By Nyasha Mutena
Joshua Mavhura (not his real name) is a documentary journalist and a freelance news reporter for international news agencies.
In a world sorrounded by screens, the proliferation of techno utopians has inspired and accorded documentary journalists like Mavhura, a platform to open minds, help to shape future thoughts and actions, to change the world! Before the COVID-19 pandemic, Mavhura’s rigorous documentaries were flourishing. So compelling is his work that viewers sought it in pursuit of the unvarnished truth. Mavhura was churning out masterpieces before COVID-19 cut in.
Everyone is adapting to the new normal inorder to survive. Lest the fate of the legendary dinosaurs becomes their fate.
Baring his soul, Mavhura said;
“I had a number of documentaries I was working on in Manicaland and another one which was commencing in April 2020 in Sofala provinces in Mozambique which have since been postponed and later cancelled.
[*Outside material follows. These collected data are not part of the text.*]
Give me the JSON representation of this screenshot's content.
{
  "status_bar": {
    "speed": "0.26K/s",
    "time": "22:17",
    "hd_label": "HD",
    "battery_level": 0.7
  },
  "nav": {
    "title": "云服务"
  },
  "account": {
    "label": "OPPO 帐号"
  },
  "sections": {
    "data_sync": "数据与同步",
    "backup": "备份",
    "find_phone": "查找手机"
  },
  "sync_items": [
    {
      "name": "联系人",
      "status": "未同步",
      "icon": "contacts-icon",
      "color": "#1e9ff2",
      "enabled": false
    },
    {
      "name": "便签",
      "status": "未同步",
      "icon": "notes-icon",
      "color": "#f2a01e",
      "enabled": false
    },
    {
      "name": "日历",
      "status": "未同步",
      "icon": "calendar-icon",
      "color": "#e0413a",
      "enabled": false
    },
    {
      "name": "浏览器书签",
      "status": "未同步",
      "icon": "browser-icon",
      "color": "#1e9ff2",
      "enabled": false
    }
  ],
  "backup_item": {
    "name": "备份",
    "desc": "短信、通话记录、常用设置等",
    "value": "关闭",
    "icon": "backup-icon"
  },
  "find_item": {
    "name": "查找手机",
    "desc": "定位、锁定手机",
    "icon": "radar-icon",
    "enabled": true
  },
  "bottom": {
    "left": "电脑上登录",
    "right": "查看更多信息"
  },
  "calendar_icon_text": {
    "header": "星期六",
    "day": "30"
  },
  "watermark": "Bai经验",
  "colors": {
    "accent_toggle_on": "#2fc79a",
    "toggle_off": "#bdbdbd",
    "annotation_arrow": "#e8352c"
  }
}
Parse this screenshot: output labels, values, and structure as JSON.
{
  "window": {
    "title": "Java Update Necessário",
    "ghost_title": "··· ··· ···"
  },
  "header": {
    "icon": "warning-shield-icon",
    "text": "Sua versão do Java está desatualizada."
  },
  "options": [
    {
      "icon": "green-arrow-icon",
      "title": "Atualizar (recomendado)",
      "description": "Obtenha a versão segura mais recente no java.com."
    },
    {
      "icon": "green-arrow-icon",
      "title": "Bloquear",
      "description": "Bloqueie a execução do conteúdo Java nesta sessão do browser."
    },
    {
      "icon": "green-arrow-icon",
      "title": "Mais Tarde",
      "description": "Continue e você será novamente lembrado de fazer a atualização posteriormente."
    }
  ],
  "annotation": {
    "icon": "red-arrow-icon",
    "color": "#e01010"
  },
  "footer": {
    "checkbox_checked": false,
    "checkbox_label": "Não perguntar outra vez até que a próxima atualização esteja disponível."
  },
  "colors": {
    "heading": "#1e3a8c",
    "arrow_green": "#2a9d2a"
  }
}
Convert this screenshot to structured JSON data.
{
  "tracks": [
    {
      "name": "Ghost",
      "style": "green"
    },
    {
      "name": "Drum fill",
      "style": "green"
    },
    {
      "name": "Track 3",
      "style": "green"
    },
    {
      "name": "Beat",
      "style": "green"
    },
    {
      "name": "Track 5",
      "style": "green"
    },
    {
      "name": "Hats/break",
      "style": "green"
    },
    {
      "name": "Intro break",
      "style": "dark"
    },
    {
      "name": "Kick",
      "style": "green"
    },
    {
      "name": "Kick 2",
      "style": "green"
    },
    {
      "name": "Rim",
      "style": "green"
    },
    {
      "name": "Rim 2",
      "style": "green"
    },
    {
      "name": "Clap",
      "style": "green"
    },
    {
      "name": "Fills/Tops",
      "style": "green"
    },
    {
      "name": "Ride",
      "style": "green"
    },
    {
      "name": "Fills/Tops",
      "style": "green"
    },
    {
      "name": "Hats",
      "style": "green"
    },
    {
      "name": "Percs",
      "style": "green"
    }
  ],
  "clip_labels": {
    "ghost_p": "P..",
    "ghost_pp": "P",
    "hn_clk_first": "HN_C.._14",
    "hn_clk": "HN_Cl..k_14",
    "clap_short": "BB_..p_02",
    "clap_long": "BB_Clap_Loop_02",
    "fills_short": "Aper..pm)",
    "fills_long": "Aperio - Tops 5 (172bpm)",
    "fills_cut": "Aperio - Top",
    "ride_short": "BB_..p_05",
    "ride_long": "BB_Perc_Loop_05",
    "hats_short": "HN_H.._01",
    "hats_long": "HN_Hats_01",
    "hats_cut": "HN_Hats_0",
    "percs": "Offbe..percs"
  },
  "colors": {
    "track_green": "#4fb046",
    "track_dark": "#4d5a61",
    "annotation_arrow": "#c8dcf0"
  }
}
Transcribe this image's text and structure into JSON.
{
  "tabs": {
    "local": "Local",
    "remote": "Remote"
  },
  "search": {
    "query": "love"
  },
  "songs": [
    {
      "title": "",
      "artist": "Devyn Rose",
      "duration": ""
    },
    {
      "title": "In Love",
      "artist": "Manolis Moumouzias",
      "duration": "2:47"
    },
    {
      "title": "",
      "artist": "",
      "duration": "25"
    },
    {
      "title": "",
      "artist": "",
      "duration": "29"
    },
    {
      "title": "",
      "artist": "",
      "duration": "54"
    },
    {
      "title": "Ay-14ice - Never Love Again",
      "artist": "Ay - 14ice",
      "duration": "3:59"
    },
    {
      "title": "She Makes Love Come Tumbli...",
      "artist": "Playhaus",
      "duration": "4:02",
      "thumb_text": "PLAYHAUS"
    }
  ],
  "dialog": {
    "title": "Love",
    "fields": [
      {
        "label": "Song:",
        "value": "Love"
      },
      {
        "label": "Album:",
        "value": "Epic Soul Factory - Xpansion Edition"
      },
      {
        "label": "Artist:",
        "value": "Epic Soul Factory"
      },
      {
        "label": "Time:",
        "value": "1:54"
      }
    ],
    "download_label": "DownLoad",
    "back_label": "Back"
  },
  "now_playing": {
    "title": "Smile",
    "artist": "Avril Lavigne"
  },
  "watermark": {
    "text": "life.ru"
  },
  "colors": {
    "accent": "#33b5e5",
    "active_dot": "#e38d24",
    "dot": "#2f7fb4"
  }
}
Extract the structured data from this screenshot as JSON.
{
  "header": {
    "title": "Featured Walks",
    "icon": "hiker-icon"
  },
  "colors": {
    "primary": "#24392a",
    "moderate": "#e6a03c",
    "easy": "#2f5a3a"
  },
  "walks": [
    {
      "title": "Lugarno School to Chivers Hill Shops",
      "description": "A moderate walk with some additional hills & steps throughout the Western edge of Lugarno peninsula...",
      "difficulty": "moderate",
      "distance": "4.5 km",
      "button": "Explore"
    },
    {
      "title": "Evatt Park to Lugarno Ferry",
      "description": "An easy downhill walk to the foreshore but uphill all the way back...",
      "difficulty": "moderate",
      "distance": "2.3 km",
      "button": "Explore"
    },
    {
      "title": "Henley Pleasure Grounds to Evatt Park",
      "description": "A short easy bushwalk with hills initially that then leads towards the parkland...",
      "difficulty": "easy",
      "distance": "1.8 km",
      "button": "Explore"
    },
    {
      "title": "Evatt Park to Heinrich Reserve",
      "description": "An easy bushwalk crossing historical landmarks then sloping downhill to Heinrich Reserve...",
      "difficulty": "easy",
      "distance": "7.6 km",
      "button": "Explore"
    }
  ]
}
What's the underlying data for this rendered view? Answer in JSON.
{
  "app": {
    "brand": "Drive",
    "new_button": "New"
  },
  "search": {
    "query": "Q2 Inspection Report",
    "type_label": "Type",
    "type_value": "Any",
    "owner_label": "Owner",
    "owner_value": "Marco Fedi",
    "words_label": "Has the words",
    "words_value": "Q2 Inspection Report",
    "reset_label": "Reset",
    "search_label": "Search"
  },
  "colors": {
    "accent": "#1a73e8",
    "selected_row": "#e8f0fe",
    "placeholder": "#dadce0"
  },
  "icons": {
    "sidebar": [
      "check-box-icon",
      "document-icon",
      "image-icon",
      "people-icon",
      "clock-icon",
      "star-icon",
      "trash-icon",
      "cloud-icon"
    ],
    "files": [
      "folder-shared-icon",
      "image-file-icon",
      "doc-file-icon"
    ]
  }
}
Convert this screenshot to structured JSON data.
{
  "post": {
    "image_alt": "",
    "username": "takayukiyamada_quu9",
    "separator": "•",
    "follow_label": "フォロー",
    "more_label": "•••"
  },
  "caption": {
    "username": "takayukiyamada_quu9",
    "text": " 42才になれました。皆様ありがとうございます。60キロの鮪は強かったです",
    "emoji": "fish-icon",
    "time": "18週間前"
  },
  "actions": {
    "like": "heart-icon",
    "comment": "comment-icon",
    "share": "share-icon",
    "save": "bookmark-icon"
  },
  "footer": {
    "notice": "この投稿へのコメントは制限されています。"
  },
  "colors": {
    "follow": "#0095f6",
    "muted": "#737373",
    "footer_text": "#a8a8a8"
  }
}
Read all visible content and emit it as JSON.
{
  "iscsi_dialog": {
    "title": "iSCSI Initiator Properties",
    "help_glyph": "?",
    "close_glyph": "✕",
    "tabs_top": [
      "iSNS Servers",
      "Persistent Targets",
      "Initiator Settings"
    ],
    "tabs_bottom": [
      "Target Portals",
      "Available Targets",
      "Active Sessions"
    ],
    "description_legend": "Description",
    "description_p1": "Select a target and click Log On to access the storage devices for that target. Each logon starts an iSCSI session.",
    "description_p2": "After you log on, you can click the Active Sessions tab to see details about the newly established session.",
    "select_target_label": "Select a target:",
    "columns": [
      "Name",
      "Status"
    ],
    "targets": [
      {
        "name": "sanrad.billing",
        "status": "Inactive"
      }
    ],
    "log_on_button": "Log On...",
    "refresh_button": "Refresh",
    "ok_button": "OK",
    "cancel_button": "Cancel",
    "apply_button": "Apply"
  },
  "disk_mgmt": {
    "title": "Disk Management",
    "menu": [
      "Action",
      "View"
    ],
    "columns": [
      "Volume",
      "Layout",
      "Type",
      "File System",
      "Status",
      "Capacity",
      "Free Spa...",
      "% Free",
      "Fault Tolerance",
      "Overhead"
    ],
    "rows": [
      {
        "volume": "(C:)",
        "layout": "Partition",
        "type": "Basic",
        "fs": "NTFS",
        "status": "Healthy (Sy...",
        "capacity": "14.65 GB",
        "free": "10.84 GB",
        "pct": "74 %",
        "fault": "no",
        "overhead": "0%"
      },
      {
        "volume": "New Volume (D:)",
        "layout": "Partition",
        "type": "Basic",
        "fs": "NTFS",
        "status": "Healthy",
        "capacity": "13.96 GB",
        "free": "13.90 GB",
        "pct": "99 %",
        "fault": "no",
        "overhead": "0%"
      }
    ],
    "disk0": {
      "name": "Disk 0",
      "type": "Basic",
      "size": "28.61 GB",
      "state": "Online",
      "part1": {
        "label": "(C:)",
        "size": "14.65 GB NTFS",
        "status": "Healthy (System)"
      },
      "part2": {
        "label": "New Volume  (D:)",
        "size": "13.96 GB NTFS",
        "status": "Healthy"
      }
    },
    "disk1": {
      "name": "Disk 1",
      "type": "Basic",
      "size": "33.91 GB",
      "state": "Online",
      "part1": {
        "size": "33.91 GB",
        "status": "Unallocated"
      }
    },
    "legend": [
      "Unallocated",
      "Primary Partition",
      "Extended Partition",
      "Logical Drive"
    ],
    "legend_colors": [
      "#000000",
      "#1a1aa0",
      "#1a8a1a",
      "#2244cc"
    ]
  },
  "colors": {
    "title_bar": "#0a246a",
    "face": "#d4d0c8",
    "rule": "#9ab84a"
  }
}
“In news production, I do feature stories mostly but since the onset of COVID-19 its now difficult because of the nature of the enermy we are at war with. Personal safety restricts me from movement and that is how I am missing out on good money”.
Mavhura decried his remuneration on hold pending projects completion and/or publication. Payment upon publication rather than delivery is standard practice for 66% of freelance journalists.
Mavhura’s experience is not different from other journalists in the country. The economy of Zimbabwe is mainly made of tertiary industry which makes up to 60% of the total GDP as of 2017 making it the second biggest informal economy with a share score of 60.6%.
Although the conditions are not very rosy in any given sector, freelance journalists are experiencing the worst time. Their conditions are tragic. The 3 main reasons for their impoverishment are; the cancellation of events, the non-payment of work already delivered and the reduced rates paid by newspapers too as they also adjust to little revenues.
The situation is even worse for journalists who own news websites. They, too rely on advertising revenue, transport reimbursements from organizations that seek their coverage and sponsored articles. Yet there are no safety nets for them.
Government ensured that they are among frontline workers to get the COVID-19 vaccine whilst companies like Nyaradzo Group availed Personal Protective Equipment to safeguard journalists from COVID-19 infection.
In an interview with the Voice News Agency, MAZ programmes manager Nigel Kabila Nyamutumbu said;
“Journalists are not among those that are receiving risk allowances or being cushioned when they contract COVID-19 and this has unfortunately led to incapacitation and deaths of media personnel. Other challenges relate to the operating environment and professional challenges to comprehensively cover this rather technical and scientific topic.
“Their safety on the front lines of reporting the COVID-19 pandemic has been compromised in terms of physical safety, professional and legal impingements. On physical safety, the media sector has been operating on stringent budgets to the extent that journalists have been exposed due to the minimal provision of personal protective equipment (PPEs). Beyond this lack of equipment, there hasn’t been a structured and coordinated testing framework for journalists putting themselves, colleagues, sources and families at risk”.
Media Institute of Southern Africa, (MISA) Zimbabwe Director Tabani Moyo said;
“As MISA we are already designing a program aimed at proffering support on post traumatic experiences because of the level of anxiety that comes with the pandemic, changing nature of work and sometimes losing livelihoods. There are high chances of nervous system breakdown and psychological challenges so we are designing a program that will bring in specialists who can then engage colleagues as they find their path to recovery”.
Moyo mentioned that since January 2021, over 16 journalists reached out to MISA, revealing that they have tested positive for COVID-19. Over 5 journalists died since the spread of the second wave (end of 2020).
MAZ and MISA Zimbabwe facilitated the provision of PPEs for frontline journalists.
According to a survey carried out by the International Federation of Journalists (IFJ) between 26-28 April 2020, two-thirds of staff journalists have also suffered pay cuts, lost revenue, job losses, cancelled commissions or worsening working conditions. It also revealed that nearly every freelance journalist lost revenue or work opportunities due to COVID-19.
More than half of all journalists suffered from stress and anxiety, more than a quarter lacked essential equipment to enable them to work safely from home, while one in four lacked any protective equipment to work in the field yet more than a third shifted their focus to covering COVID-19 related stories.
The IFJ is the world’s largest organisation of professional journalists representing 600,000 journalists in 146 countries.
Going forward, a report by the Guardian revealed that at the end of the pandemic, only those outlets owned by large corporations and rich individuals will survive, a possibility that could defenestrate the gains already made towards achieving freedom of the press.
In a televised address to mark the 2020 World Press Freedom Day, Information, Publicity and Broadcasting Services Minister Monica Mutsvangwa highlighted the need to safeguard the future of the media sector post COVID-19 as well as to strengthen its watchdog role.